Spreading your energy across projects insulates you from risk, but it also robs you of the chance to find out what focused effort could accomplish. The solution? Pick your “big three”—the top priorities where impact would be most significant if you gave your all. Say no to distractions masquerading as opportunities and protect time for the work at your core.

Which three priorities, if tackled, would move everything else forward in your work this quarter?

It’s easy to shift your definition of success after a project is over: “Well, we didn’t do what we planned, but this outcome is good enough.”

Rationalizing results lets you avoid the sting of failure, but it also prevents learning and diminishes honesty in your team or yourself. Define clear metrics for success at the outset, be objective, and establish external accountability—so you know when it’s time to celebrate, or time to course correct.

Before you start your next project, what concrete metric will tell you that you’ve actually succeeded?

Backup plans, “just in case” scenarios, or “waiting for the right time” often look like prudence, but they’re usually fear in disguise.

We talk ourselves into delay by dressing it up as wisdom, but those moments rarely move us forward. Real progress starts with closing these safety exits—committing to your next move and trusting yourself to adapt if the unexpected happens. There’s a difference between being prepared and being perpetually uncommitted.

What’s the escape hatch you keep just in case your current venture doesn’t go perfectly—and what would closing it look like?

True creative confidence doesn’t come from endless backup plans.

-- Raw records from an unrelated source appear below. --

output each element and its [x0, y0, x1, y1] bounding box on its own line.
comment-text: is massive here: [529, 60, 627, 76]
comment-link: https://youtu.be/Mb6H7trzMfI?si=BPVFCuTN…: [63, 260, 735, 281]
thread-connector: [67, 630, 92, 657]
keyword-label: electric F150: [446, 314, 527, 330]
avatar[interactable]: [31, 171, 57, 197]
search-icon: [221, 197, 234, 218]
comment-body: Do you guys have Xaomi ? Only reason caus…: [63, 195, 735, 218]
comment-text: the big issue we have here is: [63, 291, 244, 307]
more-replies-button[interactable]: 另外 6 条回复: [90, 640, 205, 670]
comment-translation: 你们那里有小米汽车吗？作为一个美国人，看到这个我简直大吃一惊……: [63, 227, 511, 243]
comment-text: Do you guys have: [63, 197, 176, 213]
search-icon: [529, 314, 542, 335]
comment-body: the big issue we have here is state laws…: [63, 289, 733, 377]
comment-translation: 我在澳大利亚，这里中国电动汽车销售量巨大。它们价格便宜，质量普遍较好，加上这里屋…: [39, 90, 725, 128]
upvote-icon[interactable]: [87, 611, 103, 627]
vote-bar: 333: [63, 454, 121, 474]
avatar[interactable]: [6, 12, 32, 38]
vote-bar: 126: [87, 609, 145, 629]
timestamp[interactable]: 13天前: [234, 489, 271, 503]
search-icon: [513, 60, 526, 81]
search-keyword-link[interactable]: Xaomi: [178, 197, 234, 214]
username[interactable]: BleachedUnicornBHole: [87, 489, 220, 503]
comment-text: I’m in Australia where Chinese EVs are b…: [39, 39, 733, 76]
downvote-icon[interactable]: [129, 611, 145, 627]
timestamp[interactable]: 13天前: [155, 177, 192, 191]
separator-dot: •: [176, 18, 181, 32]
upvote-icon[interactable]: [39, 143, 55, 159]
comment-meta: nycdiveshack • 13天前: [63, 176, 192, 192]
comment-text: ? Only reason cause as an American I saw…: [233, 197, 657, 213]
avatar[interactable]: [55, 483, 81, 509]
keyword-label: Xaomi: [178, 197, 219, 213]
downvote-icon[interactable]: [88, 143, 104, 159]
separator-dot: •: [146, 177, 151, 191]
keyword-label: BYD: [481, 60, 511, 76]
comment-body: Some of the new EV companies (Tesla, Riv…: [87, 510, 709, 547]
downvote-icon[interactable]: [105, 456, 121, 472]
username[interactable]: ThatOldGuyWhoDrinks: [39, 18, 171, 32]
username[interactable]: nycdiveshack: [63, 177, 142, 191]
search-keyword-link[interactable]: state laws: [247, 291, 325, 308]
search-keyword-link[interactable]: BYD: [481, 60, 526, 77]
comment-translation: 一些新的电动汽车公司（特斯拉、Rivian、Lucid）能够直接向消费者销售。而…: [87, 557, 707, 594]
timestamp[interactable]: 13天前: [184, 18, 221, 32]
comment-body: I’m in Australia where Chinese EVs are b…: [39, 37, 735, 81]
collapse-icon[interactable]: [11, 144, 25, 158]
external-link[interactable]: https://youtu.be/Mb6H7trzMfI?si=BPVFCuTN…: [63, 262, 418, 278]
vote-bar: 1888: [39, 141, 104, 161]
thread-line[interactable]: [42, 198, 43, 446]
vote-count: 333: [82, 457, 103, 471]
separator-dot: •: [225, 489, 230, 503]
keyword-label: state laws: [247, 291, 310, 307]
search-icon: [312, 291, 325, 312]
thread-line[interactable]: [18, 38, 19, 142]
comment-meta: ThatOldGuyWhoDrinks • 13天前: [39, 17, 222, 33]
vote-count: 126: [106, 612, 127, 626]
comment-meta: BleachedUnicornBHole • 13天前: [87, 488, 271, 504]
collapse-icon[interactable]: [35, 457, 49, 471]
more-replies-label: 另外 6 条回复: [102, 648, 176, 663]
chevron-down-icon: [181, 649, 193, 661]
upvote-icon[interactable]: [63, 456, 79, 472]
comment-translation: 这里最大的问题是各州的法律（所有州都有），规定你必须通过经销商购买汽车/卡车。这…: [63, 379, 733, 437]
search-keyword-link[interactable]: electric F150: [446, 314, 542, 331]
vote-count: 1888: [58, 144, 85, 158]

It comes from knowing you can “adjust and adapt” as you go, and being willing to risk failure for the sake of real growth. Close an escape hatch—set a milestone, pick your big three, or define a concrete outcome—and see what happens when you give yourself no choice but to move forward and trust your abilities.

What’s one area this week where you can commit fully, allowing yourself neither an excuse nor an easy exit?

Remember, escape hatches might feel like they keep us safe, but more often, they just keep us where we are. This week, close a hatch and lean in. That’s what real leadership looks like.